C. DES OUTILS DE GESTION, SOUVENT SPÉCIFIQUES, ET DONT L'EFFICACITÉ EST LIMITÉE

L'outil de recensement et de gestion (GIP, gestion du patrimoine immobilier) mis en place en 1999 et qui devait répondre aux besoins des services centraux et des gestionnaires locaux présente, même dans sa version améliorée de 2004, encore trop d'insuffisances en raison notamment de sa base de données qui n'est pas totalement fiable et de l'absence d'articulation avec les autres systèmes d'information, dont le STGPE.

Les outils informatiques propres aux directions du ministère (logiciel spécifique sur l'état d'occupation des bureaux ou de suivi de la réalisation des travaux) sont peu utilisés et non compatibles avec les outils externes.

Les lacunes de ces systèmes ont conduit la DAFAG à utiliser un tableau tenu manuellement et intitulé « tableau physico-financier ».

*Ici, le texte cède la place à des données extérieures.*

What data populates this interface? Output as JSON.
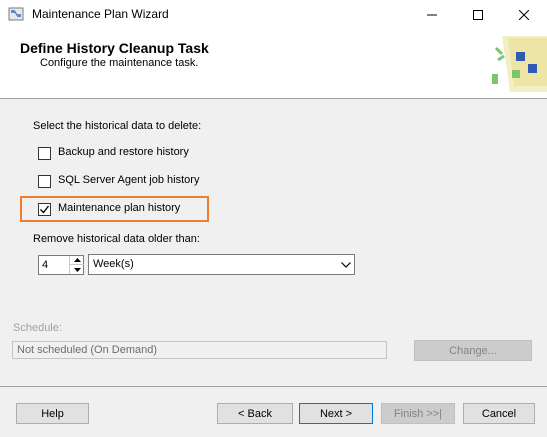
{
  "window": {
    "title": "Maintenance Plan Wizard"
  },
  "header": {
    "title": "Define History Cleanup Task",
    "subtitle": "Configure the maintenance task."
  },
  "content": {
    "select_label": "Select the historical data to delete:",
    "checkboxes": [
      {
        "label": "Backup and restore history",
        "checked": false
      },
      {
        "label": "SQL Server Agent job history",
        "checked": false
      },
      {
        "label": "Maintenance plan history",
        "checked": true
      }
    ],
    "remove_label": "Remove historical data older than:",
    "age_value": "4",
    "age_unit": "Week(s)"
  },
  "schedule": {
    "label": "Schedule:",
    "value": "Not scheduled (On Demand)",
    "change_label": "Change..."
  },
  "footer": {
    "help": "Help",
    "back": "< Back",
    "next": "Next >",
    "finish": "Finish >>|",
    "cancel": "Cancel"
  },
  "colors": {
    "highlight_border": "#ed7d31",
    "default_button_border": "#0078d7"
  },
  "icons": {
    "app": "wizard-app-icon",
    "header_art": "wizard-banner-icon"
  }
}
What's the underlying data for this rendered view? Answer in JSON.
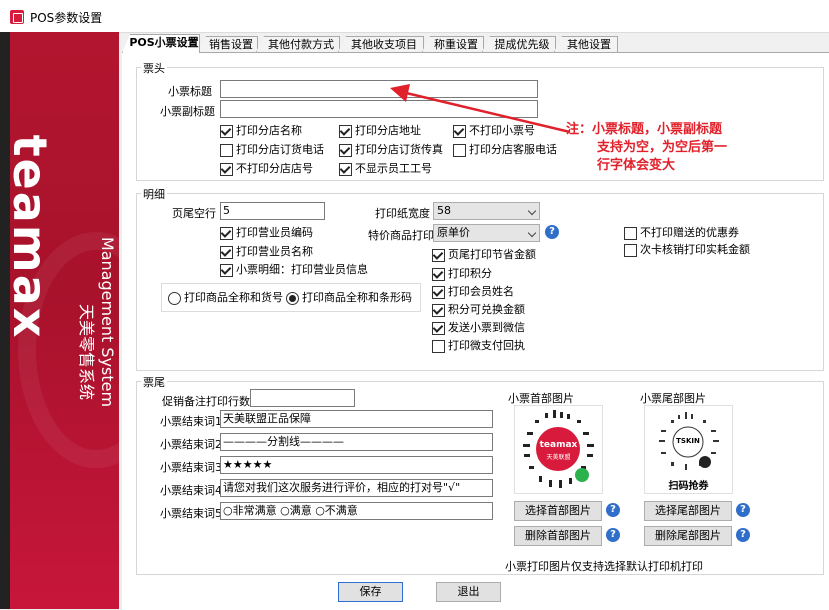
{
  "window": {
    "title": "POS参数设置"
  },
  "banner": {
    "logo": "teamax",
    "subtitle": "Management System",
    "cn": "天美零售系统"
  },
  "tabs": [
    "POS小票设置",
    "销售设置",
    "其他付款方式",
    "其他收支项目",
    "称重设置",
    "提成优先级",
    "其他设置"
  ],
  "header": {
    "legend": "票头",
    "title_label": "小票标题",
    "title_value": "",
    "subtitle_label": "小票副标题",
    "subtitle_value": "",
    "checks": [
      {
        "label": "打印分店名称",
        "checked": true
      },
      {
        "label": "打印分店地址",
        "checked": true
      },
      {
        "label": "不打印小票号",
        "checked": true
      },
      {
        "label": "打印分店订货电话",
        "checked": false
      },
      {
        "label": "打印分店订货传真",
        "checked": true
      },
      {
        "label": "打印分店客服电话",
        "checked": false
      },
      {
        "label": "不打印分店店号",
        "checked": true
      },
      {
        "label": "不显示员工工号",
        "checked": true
      }
    ]
  },
  "annotation": {
    "lines": [
      "注：小票标题，小票副标题",
      "支持为空，为空后第一",
      "行字体会变大"
    ]
  },
  "detail": {
    "legend": "明细",
    "footer_blank_label": "页尾空行",
    "footer_blank_value": "5",
    "paper_width_label": "打印纸宽度",
    "paper_width_value": "58",
    "special_label": "特价商品打印",
    "special_value": "原单价",
    "left_checks": [
      {
        "label": "打印营业员编码",
        "checked": true
      },
      {
        "label": "打印营业员名称",
        "checked": true
      },
      {
        "label": "小票明细：打印营业员信息",
        "checked": true
      }
    ],
    "radios": [
      {
        "label": "打印商品全称和货号",
        "checked": false
      },
      {
        "label": "打印商品全称和条形码",
        "checked": true
      }
    ],
    "mid_checks": [
      {
        "label": "页尾打印节省金额",
        "checked": true
      },
      {
        "label": "打印积分",
        "checked": true
      },
      {
        "label": "打印会员姓名",
        "checked": true
      },
      {
        "label": "积分可兑换金额",
        "checked": true
      },
      {
        "label": "发送小票到微信",
        "checked": true
      },
      {
        "label": "打印微支付回执",
        "checked": false
      }
    ],
    "right_checks": [
      {
        "label": "不打印赠送的优惠券",
        "checked": false
      },
      {
        "label": "次卡核销打印实耗金额",
        "checked": false
      }
    ]
  },
  "footer": {
    "legend": "票尾",
    "promo_label": "促销备注打印行数",
    "promo_value": "",
    "end_lines": [
      {
        "label": "小票结束词1",
        "value": "天美联盟正品保障"
      },
      {
        "label": "小票结束词2",
        "value": "————分割线————"
      },
      {
        "label": "小票结束词3",
        "value": "★★★★★"
      },
      {
        "label": "小票结束词4",
        "value": "请您对我们这次服务进行评价，相应的打对号\"√\""
      },
      {
        "label": "小票结束词5",
        "value": "○非常满意  ○满意  ○不满意"
      }
    ],
    "head_image_label": "小票首部图片",
    "tail_image_label": "小票尾部图片",
    "head_qr_text": "teamax",
    "head_qr_sub": "天美联盟",
    "tail_qr_text": "TSKIN",
    "tail_qr_caption": "扫码抢券",
    "select_head": "选择首部图片",
    "delete_head": "删除首部图片",
    "select_tail": "选择尾部图片",
    "delete_tail": "删除尾部图片",
    "image_note": "小票打印图片仅支持选择默认打印机打印"
  },
  "buttons": {
    "save": "保存",
    "exit": "退出"
  },
  "colors": {
    "brand": "#b3152f",
    "note": "#e0202a",
    "help": "#2f6fca"
  }
}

D. DES MOYENS FINANCIERS LIMITÉS, MAL RÉPARTIS ET DONT LA LISIBILITÉ EST INSUFFISANTE

Compte tenu de la complexité des structures administratives, l'évaluation des dépenses immobilières du ministère était particulièrement complexe. L'enquête de la Cour des comptes en présente un tableau synthétique, qui n'inclut pas, toutefois, les dépenses immobilières de la DGAC.

S'agissant des dépenses liées à l' administration centrale , il apparaît que, pour les crédits de fonctionnement courants, les lignes de crédits étaient structurellement sous-estimées. Pour les crédits affectés à la maintenance lourde et aux opérations de rénovation, essentiellement sur le site de la Défense, les besoins devraient connaître une forte progression dans la mesure où la maintenance de la Paroi Sud de l'Arche nécessite une enveloppe d'investissement de 25 millions d'euros sur la période 2004-2008.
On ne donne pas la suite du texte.